Founded in 1758, Fort Stanwix was named for British general John Stanwix. It would be the first of several fortifications to bear the name. By 1768, the fort was already decaying when it hosted a treaty conference. The resulting Treaty of Fort Stanwix defined broad areas that would remain under Native American control, though it was quickly violated. Soon afterward, the fort was abandoned.
In 1776, Colonial troops built a new fort on the site. They called it Fort Schuyler, though the name never stuck; locals continued referring to it as Fort Stanwix. In August 1777, the fort was famously besieged. The Colonial commander successfully held out, setting the stage for key victories over the British at the Battles of Oriskany and Ticonderoga.

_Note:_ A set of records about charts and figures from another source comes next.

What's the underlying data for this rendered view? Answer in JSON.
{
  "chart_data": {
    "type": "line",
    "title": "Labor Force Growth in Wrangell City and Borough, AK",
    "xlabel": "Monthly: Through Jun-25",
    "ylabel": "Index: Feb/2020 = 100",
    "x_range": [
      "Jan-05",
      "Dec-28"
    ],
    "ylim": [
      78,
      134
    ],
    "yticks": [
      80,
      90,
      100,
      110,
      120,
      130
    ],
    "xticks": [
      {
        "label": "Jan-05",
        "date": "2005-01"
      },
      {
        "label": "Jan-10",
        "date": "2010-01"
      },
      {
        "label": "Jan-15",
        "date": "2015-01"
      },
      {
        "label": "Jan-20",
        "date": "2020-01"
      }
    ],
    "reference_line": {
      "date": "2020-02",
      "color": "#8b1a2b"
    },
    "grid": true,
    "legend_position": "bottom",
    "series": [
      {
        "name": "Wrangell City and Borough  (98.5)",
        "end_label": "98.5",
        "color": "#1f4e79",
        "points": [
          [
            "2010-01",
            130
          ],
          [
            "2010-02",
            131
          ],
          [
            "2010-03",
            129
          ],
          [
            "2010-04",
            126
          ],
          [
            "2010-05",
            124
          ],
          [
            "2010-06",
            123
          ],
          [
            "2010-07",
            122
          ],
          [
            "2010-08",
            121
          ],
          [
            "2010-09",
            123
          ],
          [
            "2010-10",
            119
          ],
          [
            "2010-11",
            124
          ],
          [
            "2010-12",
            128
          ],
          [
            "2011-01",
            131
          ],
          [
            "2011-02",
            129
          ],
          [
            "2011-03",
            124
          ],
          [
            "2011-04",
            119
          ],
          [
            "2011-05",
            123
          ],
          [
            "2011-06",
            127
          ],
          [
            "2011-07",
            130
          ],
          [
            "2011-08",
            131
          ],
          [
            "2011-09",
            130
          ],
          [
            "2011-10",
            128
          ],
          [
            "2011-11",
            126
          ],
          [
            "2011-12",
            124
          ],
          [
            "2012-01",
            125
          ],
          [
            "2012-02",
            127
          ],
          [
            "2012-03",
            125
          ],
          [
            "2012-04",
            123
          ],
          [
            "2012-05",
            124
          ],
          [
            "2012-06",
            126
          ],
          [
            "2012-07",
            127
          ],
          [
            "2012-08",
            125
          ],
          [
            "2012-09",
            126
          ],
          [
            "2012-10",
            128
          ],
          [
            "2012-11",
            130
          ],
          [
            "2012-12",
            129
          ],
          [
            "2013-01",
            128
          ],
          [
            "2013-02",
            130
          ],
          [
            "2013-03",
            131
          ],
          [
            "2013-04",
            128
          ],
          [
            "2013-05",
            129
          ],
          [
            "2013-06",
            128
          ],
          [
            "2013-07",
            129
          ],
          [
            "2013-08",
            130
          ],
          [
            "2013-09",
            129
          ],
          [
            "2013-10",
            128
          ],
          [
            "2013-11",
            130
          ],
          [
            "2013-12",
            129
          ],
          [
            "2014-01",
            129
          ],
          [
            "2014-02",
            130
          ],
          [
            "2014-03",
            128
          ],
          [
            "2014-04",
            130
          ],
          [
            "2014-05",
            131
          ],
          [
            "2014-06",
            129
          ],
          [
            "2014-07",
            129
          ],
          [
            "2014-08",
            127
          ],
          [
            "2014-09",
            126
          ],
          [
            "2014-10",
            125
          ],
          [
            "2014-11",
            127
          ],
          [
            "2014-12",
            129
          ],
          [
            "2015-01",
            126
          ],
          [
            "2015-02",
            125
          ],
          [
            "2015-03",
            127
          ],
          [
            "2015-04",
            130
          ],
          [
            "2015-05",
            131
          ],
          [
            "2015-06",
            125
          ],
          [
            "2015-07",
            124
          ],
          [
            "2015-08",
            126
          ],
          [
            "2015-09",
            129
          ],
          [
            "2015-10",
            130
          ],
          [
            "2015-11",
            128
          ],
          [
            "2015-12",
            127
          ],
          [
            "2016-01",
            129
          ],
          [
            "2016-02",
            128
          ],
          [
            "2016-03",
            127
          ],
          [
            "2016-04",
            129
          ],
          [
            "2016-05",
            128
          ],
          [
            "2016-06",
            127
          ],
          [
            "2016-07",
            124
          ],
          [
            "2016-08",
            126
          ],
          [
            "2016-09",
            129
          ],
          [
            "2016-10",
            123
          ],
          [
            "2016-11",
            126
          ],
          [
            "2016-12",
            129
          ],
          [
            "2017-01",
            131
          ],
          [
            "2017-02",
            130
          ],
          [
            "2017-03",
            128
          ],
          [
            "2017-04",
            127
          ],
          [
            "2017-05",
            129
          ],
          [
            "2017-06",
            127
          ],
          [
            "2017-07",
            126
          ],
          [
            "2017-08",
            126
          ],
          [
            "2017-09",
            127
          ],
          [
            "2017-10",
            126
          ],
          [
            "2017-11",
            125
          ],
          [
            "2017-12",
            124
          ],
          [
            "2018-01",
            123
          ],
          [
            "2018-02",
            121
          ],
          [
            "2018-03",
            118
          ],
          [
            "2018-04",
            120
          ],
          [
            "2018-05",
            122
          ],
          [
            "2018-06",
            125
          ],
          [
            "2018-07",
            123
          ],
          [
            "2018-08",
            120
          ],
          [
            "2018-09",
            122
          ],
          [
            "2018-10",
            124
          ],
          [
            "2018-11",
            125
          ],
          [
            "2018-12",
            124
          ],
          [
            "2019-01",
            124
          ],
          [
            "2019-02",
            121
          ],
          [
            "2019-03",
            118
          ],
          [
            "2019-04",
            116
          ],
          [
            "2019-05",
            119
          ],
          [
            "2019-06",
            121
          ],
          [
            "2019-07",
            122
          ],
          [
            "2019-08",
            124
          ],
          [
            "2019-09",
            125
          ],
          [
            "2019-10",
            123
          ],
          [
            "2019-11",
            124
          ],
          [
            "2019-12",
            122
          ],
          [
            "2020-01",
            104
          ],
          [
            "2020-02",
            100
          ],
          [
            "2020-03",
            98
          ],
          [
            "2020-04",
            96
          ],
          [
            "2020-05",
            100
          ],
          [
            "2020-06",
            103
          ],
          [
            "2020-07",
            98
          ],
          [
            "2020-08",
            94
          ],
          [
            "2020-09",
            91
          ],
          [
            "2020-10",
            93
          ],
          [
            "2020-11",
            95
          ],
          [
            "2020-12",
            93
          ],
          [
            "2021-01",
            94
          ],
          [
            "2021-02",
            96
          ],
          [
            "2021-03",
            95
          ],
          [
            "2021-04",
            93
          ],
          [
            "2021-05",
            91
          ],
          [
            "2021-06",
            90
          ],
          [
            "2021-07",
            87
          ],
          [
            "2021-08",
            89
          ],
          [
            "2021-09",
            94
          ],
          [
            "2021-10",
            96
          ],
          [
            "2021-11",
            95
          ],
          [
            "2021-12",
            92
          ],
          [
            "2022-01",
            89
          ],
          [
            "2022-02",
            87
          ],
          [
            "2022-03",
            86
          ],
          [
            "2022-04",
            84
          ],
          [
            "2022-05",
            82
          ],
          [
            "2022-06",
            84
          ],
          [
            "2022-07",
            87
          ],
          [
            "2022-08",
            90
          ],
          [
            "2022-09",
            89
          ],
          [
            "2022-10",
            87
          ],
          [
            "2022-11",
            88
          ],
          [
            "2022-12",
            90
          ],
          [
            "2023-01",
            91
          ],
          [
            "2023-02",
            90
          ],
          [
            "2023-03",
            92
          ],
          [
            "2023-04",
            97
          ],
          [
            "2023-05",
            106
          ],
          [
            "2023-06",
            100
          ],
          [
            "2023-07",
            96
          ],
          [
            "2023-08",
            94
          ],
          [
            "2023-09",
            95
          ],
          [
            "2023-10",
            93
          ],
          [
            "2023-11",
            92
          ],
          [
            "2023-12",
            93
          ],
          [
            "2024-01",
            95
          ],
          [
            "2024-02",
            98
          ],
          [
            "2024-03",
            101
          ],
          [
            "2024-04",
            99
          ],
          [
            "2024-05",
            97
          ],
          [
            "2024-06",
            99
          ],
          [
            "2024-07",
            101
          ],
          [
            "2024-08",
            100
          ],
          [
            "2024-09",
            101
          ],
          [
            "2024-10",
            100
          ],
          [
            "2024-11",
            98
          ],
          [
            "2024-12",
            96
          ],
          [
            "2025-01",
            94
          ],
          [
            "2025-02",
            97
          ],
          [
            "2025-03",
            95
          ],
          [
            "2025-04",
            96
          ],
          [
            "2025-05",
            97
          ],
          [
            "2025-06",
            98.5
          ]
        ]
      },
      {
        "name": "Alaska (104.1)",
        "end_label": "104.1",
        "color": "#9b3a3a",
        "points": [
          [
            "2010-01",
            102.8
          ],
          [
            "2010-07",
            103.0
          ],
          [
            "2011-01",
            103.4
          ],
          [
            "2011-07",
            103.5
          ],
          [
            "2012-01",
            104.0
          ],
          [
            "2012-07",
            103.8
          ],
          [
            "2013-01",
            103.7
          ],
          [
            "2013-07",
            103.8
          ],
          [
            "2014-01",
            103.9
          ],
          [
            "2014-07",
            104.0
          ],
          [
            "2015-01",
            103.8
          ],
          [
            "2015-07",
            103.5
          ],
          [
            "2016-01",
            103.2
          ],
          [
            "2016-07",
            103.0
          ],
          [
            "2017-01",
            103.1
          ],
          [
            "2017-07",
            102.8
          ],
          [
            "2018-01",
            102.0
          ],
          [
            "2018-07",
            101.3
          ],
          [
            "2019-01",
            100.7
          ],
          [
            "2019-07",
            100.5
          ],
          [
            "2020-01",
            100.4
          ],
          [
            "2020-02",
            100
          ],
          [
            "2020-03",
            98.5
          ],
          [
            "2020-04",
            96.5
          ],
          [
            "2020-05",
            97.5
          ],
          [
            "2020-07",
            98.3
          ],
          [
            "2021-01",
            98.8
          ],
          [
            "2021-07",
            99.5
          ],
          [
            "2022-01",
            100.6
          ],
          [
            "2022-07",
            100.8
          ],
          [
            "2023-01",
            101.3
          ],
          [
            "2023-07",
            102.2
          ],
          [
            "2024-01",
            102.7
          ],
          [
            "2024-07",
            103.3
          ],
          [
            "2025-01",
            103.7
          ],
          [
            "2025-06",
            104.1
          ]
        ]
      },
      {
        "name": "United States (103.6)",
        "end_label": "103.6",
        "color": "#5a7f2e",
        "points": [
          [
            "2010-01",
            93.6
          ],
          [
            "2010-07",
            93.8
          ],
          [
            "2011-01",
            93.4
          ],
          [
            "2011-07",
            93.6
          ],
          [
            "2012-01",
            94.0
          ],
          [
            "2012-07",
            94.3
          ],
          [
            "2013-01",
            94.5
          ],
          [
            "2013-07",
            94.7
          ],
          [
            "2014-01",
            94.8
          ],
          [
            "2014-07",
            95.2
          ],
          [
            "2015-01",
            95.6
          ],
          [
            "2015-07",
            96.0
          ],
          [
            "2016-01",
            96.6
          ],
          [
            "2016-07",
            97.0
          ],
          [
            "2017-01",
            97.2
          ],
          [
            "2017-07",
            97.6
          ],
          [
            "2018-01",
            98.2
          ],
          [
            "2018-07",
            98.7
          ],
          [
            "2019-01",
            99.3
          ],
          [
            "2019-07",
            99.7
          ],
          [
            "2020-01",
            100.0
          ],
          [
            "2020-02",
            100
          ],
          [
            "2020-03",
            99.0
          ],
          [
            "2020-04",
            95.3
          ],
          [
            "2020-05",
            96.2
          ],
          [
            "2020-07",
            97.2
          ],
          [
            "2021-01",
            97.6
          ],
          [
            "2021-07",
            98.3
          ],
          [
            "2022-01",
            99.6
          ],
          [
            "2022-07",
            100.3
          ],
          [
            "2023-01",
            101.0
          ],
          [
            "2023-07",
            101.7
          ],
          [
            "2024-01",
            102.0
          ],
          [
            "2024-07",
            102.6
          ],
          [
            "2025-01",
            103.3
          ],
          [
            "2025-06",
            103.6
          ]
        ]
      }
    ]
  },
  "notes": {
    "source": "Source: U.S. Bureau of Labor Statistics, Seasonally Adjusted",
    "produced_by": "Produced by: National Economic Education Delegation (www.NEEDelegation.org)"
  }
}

In 1779, the Sullivan Expedition was launched from Fort Stanwix. This punitive campaign, ordered by George Washington and commanded by Major General John Sullivan, targeted Native American tribes that had aided the British. The expedition burned numerous villages and destroyed tribal food stores before the onset of winter, causing immense death and suffering. Many veterans of the expedition became early white settlers of the frontier regions they had marched through—and had helped to depopulate.
On May 13, 1781, Fort Stanwix burned down and was not rebuilt. Pioneers moving into the area harvested materials to build their houses and barns.
By 1796, the area around the fort site had become the Town of Rome. Due largely to classics-obsessed surveyor's clerk (and, later, land-board secretary) Robert Harpur, classical names were assigned to a many new communities in Central New York. Syracuse and Ithaca are the best-known, but there are also Cicero, Hector, Ilion, Rome, and many others. For good measure there is also a Romulus!) Also in 1796, the early Rome Canal allowed continuous navigation between Wood Creek (which led to Lake Ontario) and the Mohawk River headwaters, sparking growth. A pioneer named Dominick Lynch purchased the land around the fort site. The village he founded there was briefly named Lynchville, then Fort Stanwix, and finally Rome.
With the opening of the Erie Canal in 1825, Rome began to thrive. The fort itself was abandoned, a mere "mound of dirt." As the village grew, streets and buildings covered much of the site.
Rome became a city in February 1870. It became known for cheese-making, later for copper and brass manufacture. During World War II and the Cold War era, Griffiss Air Force Base buttressed the local economy from 1941 until its closing in 1993.
Fort Stanwix was declared a National Monument in 1935. From 1974 to 1978, the National Park Service reconstructed the fort almost from scratch. This required the removal of buildings and city streets that had occupied the fort site. Among them was East Dominick Street (named for village founder Dominick Lynch). Several blocks of East Dominick south of James Street were reclaimed for the historic site.
Added in 2005 was the Marinus Willett Visitor Center, an interpretive complex named for the second-in-command during the famous siege of 1777.